Lili Arnold

Name: Lili Arnold

Pencil Hand: Left

Craft: Artist, Graphic/Textile Designer, Illustrator

Brand: Lili Arnold Studios

Location: Santa Cruz, CA


“I also love the sound and feel of the graphite on textured paper; it’s soothing and actually very stress relieving for me, especially if I’ve been working on a computer beforehand.”

Lili Arnold
Lili Arnold
Lili Arnold


What do you do?

Though I am a graphic designer & illustrator by day, my true artistic passions are fulfilled by way of art & printmaking. I fell in love with printmaking during my years in the UCSC art department. In my small home studio, I focus mostly on block printing because I love the tactile process of carving, inking and printing by hand. I also work with an ongoing array of freelance clients, mostly focusing my work on hand lettering, icon & logo development, poster design, and general illustration.

What does your work space look like? Where do you like to create?

To be honest, my work space is my bedroom, more specifically a long pine work table I made with my dad. I’m lucky to have great light and just enough space to set up and store my materials so that they are ready to go whenever I am feeling creative. I have a small printing press and storage cabinet for my supplies; I try to keep everything as organized as possible because I share this space with my musician fiancé who has a lot of equipment of his own. I love to just put on a record and get right to work; it’s actually pretty easy for me to stay focused when I work at home because I am relaxed and feel like I have everything I need.

What role does the pencil play in your process?

The pencil is where it all begins. I have to brainstorm as a first step to every project, and whether or not my sketches turn into anything usable, the act of putting pencil to paper gets the ideas rolling. I also love the sound and feel of the graphite on textured paper; it’s soothing and actually very stress relieving for me, especially if I’ve been working on a computer beforehand. What’s also interesting to me is that this process of putting pigment to a surface is one of the most primitive ways we know of humans expressing their thoughts, and we still do it today.

Why do you choose to work with pencils and, specifically, Blackwings?

A couple years ago I was given a set of Blackwings as a birthday gift from my parents, who are both artists.
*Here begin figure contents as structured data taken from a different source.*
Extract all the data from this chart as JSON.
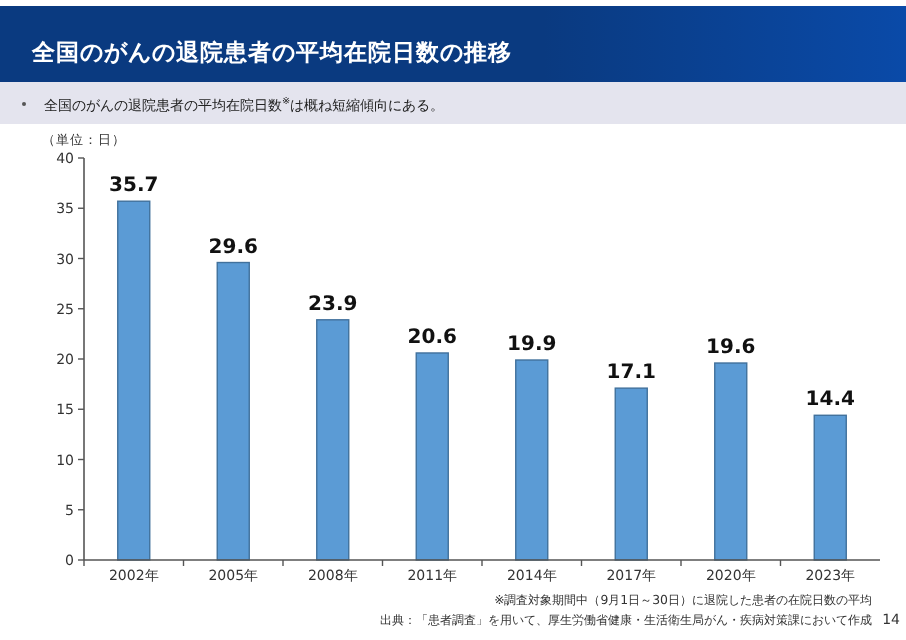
{
  "chart_data": {
    "type": "bar",
    "title": "全国のがんの退院患者の平均在院日数の推移",
    "subtitle": "全国のがんの退院患者の平均在院日数$^{※}$は概ね短縮傾向にある。",
    "ylabel": "（単位：日）",
    "categories": [
      "2002年",
      "2005年",
      "2008年",
      "2011年",
      "2014年",
      "2017年",
      "2020年",
      "2023年"
    ],
    "values": [
      35.7,
      29.6,
      23.9,
      20.6,
      19.9,
      17.1,
      19.6,
      14.4
    ],
    "color": "#5b9bd5",
    "data_labels": true,
    "ylim": [
      0,
      40
    ],
    "yticks": [
      0,
      5,
      10,
      15,
      20,
      25,
      30,
      35,
      40
    ],
    "grid": false,
    "annotations": [
      "※調査対象期間中（9月1日～30日）に退院した患者の在院日数の平均",
      "出典：「患者調査」を用いて、厚生労働省健康・生活衛生局がん・疾病対策課において作成",
      "14"
    ]
  }
}
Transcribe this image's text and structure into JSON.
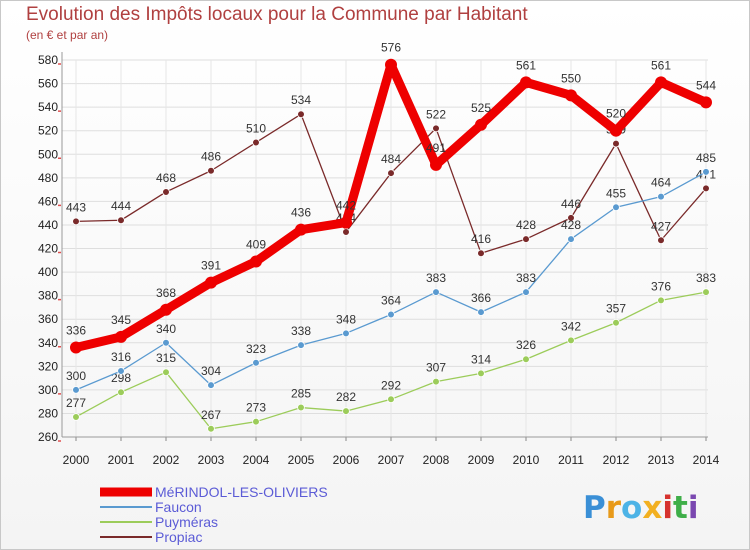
{
  "header": {
    "title": "Evolution des Impôts locaux pour la Commune par Habitant",
    "subtitle": "(en € et par an)"
  },
  "logo": {
    "text": "Proxiti",
    "letters": [
      "P",
      "r",
      "o",
      "x",
      "i",
      "t",
      "i"
    ],
    "colors": [
      "#3a8fd6",
      "#e89a1a",
      "#4db3e6",
      "#f2b021",
      "#d6322e",
      "#3fae49",
      "#7a48b0"
    ]
  },
  "chart_data": {
    "type": "line",
    "title": "Evolution des Impôts locaux pour la Commune par Habitant",
    "subtitle": "(en € et par an)",
    "xlabel": "",
    "ylabel": "",
    "ylim": [
      260,
      580
    ],
    "ytick_step": 20,
    "grid": true,
    "legend_position": "bottom-left",
    "categories": [
      "2000",
      "2001",
      "2002",
      "2003",
      "2004",
      "2005",
      "2006",
      "2007",
      "2008",
      "2009",
      "2010",
      "2011",
      "2012",
      "2013",
      "2014"
    ],
    "series": [
      {
        "name": "Propiac",
        "color": "#7a2a2a",
        "values": [
          443,
          444,
          468,
          486,
          510,
          534,
          434,
          484,
          522,
          416,
          428,
          446,
          509,
          427,
          471
        ]
      },
      {
        "name": "Puyméras",
        "color": "#9ccc5a",
        "values": [
          277,
          298,
          315,
          267,
          273,
          285,
          282,
          292,
          307,
          314,
          326,
          342,
          357,
          376,
          383
        ]
      },
      {
        "name": "Faucon",
        "color": "#5a9ad0",
        "values": [
          300,
          316,
          340,
          304,
          323,
          338,
          348,
          364,
          383,
          366,
          383,
          428,
          455,
          464,
          485
        ]
      },
      {
        "name": "MéRINDOL-LES-OLIVIERS",
        "color": "#ee0000",
        "values": [
          336,
          345,
          368,
          391,
          409,
          436,
          442,
          576,
          491,
          525,
          561,
          550,
          520,
          561,
          544
        ],
        "highlight": true
      }
    ],
    "legend": [
      "MéRINDOL-LES-OLIVIERS",
      "Faucon",
      "Puyméras",
      "Propiac"
    ]
  }
}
My father is an oil painter who has been sketching with Blackwings for a long time. He’s used just about everything in the book, but only sticks with the best quality products on the market. My mother is an illustrator and textile artist, and her work often starts with a series of Blackwing sketches as well. When I was gifted my first set of Blackwings, I honestly couldn’t believe I had been missing out for so long. The quality and feel of drawing with a Blackwing was significantly more enjoyable and satisfying than any other pencil I had used before. I’m also completely hooked on the Blackwing sharpener because the sharpness lasts, and the precision is unmatched.

What other tools are essential to your process?

Other tools I use almost on a daily basis are my Speedball cutting tools, my set of Xacto Knifes, Soft-Kut printing blocks, Tombow, Micron, & Sharpie pens, and Blick block printing inks. I also recently invested in an HP printer/scanner/copier which has upped my productivity game hugely. A high quality scan is essential for digitizing my work and saving time in the editing process.

How do you overcome ______ block? Writer’s block, artist’s block, etc.

I overcome my artist’s block by switching my attention to a different project. I usually have multiple projects going on simultaneously, so it’s nice to have the easy option of setting a frustrating moment aside and have a fresh perspective. If I am completely stumped and not feeling creative at all, I give myself permission to take a break and go outside. Going for a walk along the beach, a good rock climbing session at the gym, or a hike in the redwoods is almost guaranteed to restart my creative juices. It’s really hard to force creativity so it’s always good to have some backup activities I can fall back on if I need to refresh my mind.

What’s the best advice you’ve ever received?

Good things take time. This can apply to so many instances in life; in terms of art and creativity, it’s important to be patient and not expect perfection right off the bat. I’ve been stuck so many times with various projects over the years, but reminding myself that it takes time to work through the kinks is the best way for me to move forward and not give up.